Moments and sums of squares for solving the generalized problem of moments
Jean B. Lasserre
LAAS (Laboratoire d'Architecture et d'Analyse des Systèmes)-CNRS, Toulouse, France
Roughly
speaking, the Generalized Problem of Moments (GPM) is an
infinite-dimensional linear optimization problem (i.e. an infinite
dimensional linear program) on a convex set of measures with
support on a given subset K of Rn. From a theoretical viewpoint, the
GPM has produced developments and impact in various areas of Mathematics like
algebra, Fourier analysis, functional analysis, operator theory,
probability and statistics, to cite a few. In addition, and
despite its rather simple and short formulation, the GPM has a large
number of important applications in various fields like optimization,
probability, mathematical finance, optimal control, control and signal
processing, chemistry, crystallography, tomography, quantum computing,
etc.
In its full generality, the GPM is numerically intractable.
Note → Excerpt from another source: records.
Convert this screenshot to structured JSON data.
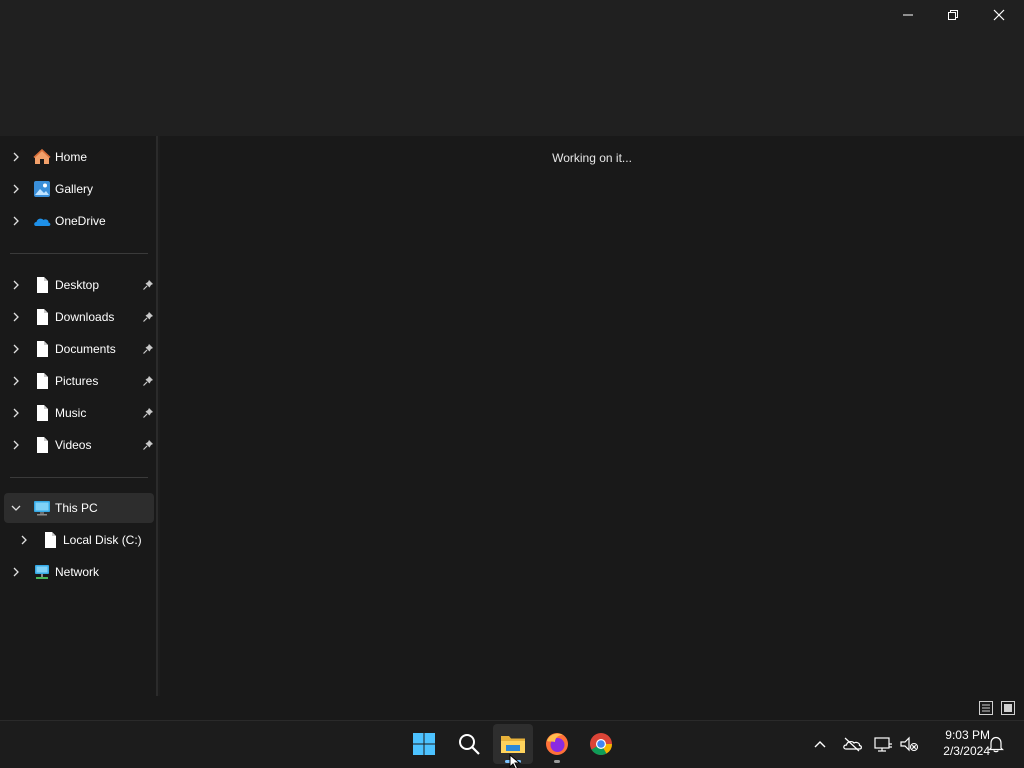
{
  "window": {
    "controls": {
      "minimize_icon": "minimize-icon",
      "maximize_icon": "restore-icon",
      "close_icon": "close-icon"
    }
  },
  "sidebar": {
    "groups": [
      {
        "items": [
          {
            "label": "Home",
            "icon": "home-icon"
          },
          {
            "label": "Gallery",
            "icon": "gallery-icon"
          },
          {
            "label": "OneDrive",
            "icon": "onedrive-icon"
          }
        ]
      },
      {
        "items": [
          {
            "label": "Desktop",
            "icon": "file-icon",
            "pinned": true
          },
          {
            "label": "Downloads",
            "icon": "file-icon",
            "pinned": true
          },
          {
            "label": "Documents",
            "icon": "file-icon",
            "pinned": true
          },
          {
            "label": "Pictures",
            "icon": "file-icon",
            "pinned": true
          },
          {
            "label": "Music",
            "icon": "file-icon",
            "pinned": true
          },
          {
            "label": "Videos",
            "icon": "file-icon",
            "pinned": true
          }
        ]
      },
      {
        "items": [
          {
            "label": "This PC",
            "icon": "computer-icon",
            "expanded": true,
            "selected": true
          },
          {
            "label": "Local Disk (C:)",
            "icon": "file-icon",
            "child": true
          },
          {
            "label": "Network",
            "icon": "network-icon"
          }
        ]
      }
    ]
  },
  "content": {
    "status": "Working on it..."
  },
  "statusbar": {
    "views": [
      "details-view-icon",
      "tiles-view-icon"
    ]
  },
  "taskbar": {
    "apps": [
      {
        "name": "Start",
        "icon": "windows-logo-icon"
      },
      {
        "name": "Search",
        "icon": "search-icon"
      },
      {
        "name": "File Explorer",
        "icon": "file-explorer-icon",
        "active": true
      },
      {
        "name": "Firefox",
        "icon": "firefox-icon",
        "running": true
      },
      {
        "name": "Chrome",
        "icon": "chrome-icon"
      }
    ],
    "tray": {
      "icons": [
        "chevron-up-icon",
        "onedrive-offline-icon",
        "network-disconnected-icon",
        "volume-muted-icon",
        "notifications-icon"
      ],
      "time": "9:03 PM",
      "date": "2/3/2024"
    }
  },
  "colors": {
    "accent": "#7dc3ff",
    "background": "#191919",
    "titlebar": "#202020"
  }
}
However when the set K is compact and semi-algebraic, and
the functions involved are polynomials (and in some cases
piecewise polynomials or rational functions), then the situation is much
nicer. Indeed, one can define a systematic numerical scheme based
on a hierarchy of semidefinite programs, which provides a monotone
sequence that converges to the optimal value of the GPM. Sometimes
finite convergence may even occur.
In the talk, we will
present the semidefinite programming methodology to solve
the GPM and describe in detail several applications of the GPM (notably
in probability and mathematical finance).
Jean B. Lasserre
graduated from "Ecole Nationale Superieure d'Informatique et
Mathematiques Appliquees" (ENSIMAG) in Grenoble (France), then got
his PhD (1978) and "Doctorat d'Etat" (1984) degrees both from the
University of Toulouse (France). Since 1980 he has been at LAAS-CNRS in
Toulouse where he is currently "Directeur de Recherche" and is also an
associate member of the Institute of Mathematics of Toulouse. He was a
one year visitor (1978-79 and 1985-86) at the Electrical Engineering
Dept. of the University of California at Berkeley with a fellowship
from INRIA and NSF. He has published over 130 journal articles and is
author of the forthcoming book "Linear and Integer Programming vs
Linear Integration and Counting" (Springer), and co-author with O.
Hernandez-Lerma of the books "Markov Chains and Invariant
Probabilities" (Birkhauser, 2003), "Discrete-Time Markov Control
Processes: Basic Optimality Criteria" (Springer, 1996), and "Further
Topics on Discrete-Time Markov Control Processes" (Springer, 1999).